Praktikanten, denen es so schlecht geht, weil es ihnen gut geht

Montag, 25. Januar 2016

Tja, die Sache mit dem Mindestlohn und den Flüchtlingen kam nicht so recht voran. Die konservativen Verlautbarungsorgane haben es immer wieder versucht, jenen Lohnstandard mit der Flüchtingsdebatte zu verquicken, um ihn letztlich auszusetzen. Aber leider leider Pustekuchen. Bislang zumindest. So richtig eingehen will keiner darauf, obgleich diese Taktik doch die besten Ansätze in sich trüge. Mit geringqualifizierten Ausländern, die schlechtergestellt werden sollen, holt man doch jeden alten Patrioten mit ins Boot, in dem kein Platz mehr für die anderen ist. Wer nationalistisch speichelt, der lässt sich selbst viel leichter ausbeuten und um etwaige Standards betrügen. Weil dieses Konzept aber aus unerfindlichen Gründen strauchelt, hat die »Frankfurter Allgemeine« neulich eine andere Variante getestet. Sie hat Praktikanten als schlimm betroffene »Verlierergruppe« aufs Tapet gebracht und machte mit diesen Opfern Stimmung gegen den Mindestlohn. Aber dieser angeblich arg gebeutelte Gruppe, so konnte man dann doch zwischen den Zeilen lesen, geht es wahrscheinlich ziemlich gut.

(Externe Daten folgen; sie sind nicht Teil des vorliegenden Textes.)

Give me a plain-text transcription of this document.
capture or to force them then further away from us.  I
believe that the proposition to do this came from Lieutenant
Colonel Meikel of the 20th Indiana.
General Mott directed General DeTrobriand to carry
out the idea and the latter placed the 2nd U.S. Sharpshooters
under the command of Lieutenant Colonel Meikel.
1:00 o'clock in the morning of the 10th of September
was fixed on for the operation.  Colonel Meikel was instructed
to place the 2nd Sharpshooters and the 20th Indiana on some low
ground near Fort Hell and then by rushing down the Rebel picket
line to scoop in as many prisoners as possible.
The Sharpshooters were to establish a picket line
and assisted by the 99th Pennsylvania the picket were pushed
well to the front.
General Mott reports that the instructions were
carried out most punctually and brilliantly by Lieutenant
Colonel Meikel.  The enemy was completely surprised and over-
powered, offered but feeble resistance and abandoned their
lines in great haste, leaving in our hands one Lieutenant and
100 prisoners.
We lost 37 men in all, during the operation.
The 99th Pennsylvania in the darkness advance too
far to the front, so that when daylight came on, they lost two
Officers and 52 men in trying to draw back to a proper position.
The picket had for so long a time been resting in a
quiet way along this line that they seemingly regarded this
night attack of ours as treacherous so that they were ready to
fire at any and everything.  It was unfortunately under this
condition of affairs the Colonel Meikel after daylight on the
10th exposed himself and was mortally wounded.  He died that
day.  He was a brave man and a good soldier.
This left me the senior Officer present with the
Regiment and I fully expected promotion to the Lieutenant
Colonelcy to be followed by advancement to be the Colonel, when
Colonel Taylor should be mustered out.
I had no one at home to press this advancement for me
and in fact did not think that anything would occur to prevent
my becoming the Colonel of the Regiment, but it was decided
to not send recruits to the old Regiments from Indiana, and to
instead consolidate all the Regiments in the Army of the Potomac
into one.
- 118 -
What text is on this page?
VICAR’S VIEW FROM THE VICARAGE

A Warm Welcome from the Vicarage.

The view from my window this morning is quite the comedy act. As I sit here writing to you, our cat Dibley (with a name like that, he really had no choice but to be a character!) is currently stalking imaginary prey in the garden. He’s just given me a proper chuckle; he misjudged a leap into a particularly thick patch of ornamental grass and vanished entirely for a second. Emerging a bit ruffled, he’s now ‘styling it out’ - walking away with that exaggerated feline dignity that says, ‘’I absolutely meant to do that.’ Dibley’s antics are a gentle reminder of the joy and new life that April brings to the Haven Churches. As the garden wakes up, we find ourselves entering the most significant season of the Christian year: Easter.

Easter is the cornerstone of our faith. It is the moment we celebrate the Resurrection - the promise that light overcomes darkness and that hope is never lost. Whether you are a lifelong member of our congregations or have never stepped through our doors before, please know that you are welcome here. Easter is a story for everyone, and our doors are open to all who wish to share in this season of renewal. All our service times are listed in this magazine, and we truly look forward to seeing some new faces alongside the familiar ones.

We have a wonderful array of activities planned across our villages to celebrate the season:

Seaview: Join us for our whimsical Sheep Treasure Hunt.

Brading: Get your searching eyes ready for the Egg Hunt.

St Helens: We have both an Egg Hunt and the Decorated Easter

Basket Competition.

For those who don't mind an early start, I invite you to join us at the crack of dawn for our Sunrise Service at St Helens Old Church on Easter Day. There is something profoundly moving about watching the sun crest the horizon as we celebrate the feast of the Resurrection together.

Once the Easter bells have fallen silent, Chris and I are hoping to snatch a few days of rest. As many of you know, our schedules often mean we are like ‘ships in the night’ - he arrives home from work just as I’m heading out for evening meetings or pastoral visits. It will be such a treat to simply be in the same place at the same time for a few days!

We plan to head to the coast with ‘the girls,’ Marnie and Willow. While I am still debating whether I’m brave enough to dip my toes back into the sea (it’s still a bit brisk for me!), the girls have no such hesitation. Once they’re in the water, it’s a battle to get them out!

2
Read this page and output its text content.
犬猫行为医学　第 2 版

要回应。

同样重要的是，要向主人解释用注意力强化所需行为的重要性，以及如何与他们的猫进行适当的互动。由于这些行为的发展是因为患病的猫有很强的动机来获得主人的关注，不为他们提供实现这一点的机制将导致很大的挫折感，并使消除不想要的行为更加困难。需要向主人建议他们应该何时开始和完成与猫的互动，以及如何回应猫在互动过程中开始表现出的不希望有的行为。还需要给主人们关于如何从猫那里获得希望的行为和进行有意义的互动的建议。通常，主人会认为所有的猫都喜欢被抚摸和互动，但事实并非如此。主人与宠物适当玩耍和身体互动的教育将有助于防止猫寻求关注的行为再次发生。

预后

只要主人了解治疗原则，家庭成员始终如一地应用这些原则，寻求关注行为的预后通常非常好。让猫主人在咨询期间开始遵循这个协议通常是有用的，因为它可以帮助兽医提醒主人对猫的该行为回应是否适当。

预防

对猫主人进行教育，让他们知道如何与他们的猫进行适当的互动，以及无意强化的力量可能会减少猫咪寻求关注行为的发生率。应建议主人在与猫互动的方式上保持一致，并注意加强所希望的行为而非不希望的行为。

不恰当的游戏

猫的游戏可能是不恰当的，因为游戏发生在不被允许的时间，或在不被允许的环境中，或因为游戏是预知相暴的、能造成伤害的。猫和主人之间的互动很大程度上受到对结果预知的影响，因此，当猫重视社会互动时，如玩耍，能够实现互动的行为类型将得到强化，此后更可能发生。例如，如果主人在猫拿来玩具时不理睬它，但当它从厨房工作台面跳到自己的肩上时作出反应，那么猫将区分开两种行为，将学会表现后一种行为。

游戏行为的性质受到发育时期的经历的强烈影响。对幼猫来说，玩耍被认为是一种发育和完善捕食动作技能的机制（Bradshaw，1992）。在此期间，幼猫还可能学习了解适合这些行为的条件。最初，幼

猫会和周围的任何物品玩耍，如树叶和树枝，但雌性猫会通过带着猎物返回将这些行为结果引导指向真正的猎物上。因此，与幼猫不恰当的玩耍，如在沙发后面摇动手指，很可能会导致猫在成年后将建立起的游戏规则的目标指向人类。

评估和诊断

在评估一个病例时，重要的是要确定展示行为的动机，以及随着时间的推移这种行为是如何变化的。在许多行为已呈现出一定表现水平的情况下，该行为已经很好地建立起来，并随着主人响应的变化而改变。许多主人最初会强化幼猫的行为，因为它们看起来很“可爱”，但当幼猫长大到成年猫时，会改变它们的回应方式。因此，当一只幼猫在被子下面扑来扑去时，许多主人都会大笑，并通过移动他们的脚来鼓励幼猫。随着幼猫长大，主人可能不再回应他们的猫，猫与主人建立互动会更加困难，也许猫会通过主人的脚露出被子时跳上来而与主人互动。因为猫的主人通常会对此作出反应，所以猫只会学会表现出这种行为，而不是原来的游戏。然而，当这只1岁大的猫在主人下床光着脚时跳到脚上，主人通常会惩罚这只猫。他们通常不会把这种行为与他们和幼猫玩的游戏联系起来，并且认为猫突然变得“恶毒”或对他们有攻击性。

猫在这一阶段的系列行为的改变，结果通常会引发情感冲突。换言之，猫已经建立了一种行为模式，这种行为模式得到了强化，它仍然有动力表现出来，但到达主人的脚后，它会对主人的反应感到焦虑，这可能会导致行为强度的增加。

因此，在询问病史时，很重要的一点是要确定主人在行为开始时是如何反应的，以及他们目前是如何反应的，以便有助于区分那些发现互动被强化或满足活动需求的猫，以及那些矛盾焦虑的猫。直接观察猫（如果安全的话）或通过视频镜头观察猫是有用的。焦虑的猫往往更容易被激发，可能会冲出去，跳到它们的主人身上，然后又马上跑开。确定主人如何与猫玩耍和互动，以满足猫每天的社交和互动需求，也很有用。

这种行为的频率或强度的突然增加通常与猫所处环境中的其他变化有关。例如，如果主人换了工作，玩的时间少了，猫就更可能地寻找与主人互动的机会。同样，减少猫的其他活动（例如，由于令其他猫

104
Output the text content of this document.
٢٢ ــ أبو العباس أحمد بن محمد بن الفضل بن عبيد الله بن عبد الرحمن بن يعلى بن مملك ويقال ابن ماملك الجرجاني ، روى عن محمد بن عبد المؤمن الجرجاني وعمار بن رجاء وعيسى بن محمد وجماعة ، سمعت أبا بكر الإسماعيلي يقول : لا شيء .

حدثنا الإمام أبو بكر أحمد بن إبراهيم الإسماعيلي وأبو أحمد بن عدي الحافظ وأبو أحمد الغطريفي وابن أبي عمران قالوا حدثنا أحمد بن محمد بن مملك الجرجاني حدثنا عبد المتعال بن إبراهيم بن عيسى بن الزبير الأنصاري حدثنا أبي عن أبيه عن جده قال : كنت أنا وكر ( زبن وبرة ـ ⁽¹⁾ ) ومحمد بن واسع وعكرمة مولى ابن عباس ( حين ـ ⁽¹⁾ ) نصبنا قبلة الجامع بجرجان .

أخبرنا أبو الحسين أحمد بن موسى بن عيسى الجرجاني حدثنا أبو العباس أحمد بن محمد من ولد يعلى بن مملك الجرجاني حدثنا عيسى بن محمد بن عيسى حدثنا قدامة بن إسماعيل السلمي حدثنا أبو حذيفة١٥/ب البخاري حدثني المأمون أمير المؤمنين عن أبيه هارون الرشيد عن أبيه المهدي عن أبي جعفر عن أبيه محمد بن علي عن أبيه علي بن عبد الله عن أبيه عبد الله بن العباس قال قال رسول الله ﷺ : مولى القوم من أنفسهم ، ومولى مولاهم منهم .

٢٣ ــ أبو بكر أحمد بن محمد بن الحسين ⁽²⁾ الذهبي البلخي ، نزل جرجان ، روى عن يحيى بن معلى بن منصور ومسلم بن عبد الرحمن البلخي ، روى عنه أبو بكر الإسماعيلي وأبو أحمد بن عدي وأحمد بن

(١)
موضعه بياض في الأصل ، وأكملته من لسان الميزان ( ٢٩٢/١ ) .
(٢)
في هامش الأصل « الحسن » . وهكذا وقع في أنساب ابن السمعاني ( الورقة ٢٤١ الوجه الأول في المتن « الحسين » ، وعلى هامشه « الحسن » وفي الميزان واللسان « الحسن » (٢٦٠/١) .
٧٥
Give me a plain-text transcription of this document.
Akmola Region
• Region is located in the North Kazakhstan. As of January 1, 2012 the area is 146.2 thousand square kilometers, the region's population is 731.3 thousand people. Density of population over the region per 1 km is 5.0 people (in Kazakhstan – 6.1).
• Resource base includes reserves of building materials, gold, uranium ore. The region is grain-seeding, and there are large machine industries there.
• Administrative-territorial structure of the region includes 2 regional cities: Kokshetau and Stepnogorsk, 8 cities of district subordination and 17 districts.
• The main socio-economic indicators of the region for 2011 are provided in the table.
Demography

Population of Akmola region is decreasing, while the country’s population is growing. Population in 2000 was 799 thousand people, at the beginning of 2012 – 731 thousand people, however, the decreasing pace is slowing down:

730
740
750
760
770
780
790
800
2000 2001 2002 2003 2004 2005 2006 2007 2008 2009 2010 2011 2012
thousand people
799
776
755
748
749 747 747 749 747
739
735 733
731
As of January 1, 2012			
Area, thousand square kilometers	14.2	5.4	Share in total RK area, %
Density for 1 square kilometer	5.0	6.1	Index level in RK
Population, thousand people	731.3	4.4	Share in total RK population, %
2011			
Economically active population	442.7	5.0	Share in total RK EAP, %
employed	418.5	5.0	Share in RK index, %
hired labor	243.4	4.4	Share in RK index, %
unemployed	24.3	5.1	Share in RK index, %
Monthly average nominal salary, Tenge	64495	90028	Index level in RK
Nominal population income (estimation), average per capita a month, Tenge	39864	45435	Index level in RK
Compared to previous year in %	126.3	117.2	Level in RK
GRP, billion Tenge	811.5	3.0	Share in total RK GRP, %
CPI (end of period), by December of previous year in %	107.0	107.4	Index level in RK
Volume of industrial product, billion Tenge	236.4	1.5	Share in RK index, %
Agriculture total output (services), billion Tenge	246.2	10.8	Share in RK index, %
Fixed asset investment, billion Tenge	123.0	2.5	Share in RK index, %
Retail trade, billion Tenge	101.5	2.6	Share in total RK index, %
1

Man versuchte es also mit Dramatik. Praktikas würden nur noch verkürzt angeboten, weil dreimonatige Praktikas nicht unter den Einfluss des Mindestlohnes fallen, schrieb man. Daher bieten manche Unternehmen nur noch kurze Gastspiele an. Das errege die Praktikanten sehr, weiß man bei der »Frankfurter Altvorderen Zeitung« und man nimmt sich dieser traurigen jungen Menschen an, denen es »wichtiger ist, Erfahrungen zu sammeln, als den Mindestlohn zu bekommen«. Das ist Anführungszeichen ist tatsächlich ein Zitat aus dem Artikel. Denn der Mindestlohn, so zieht die Zeitung als Fazit, habe vielen das »Wunschpraktikum vermasselt«. Wer so argumentiert und klagt, der muss es ja haben. Anders kann man es sich überhaupt nicht erklären, dass den Mitzwanzigern Erfahrung teurer ist als Bezahlung. Noch immer erhält man als Praktikant keine üppige Bezahlung. Man kann sich auch in Zeiten des Mindestlohnes nur schwerlich über Wasser halten. Aber wem monatelanges Sammeln von Erfahrungen wichtiger ist, als die finanzielle Absicherung Monat für Monat, der ist entweder Hungerkünstler, liebt das mietfreie Leben auf der Straße oder ist einfach nur gut vom Elternhaus ausgestattet.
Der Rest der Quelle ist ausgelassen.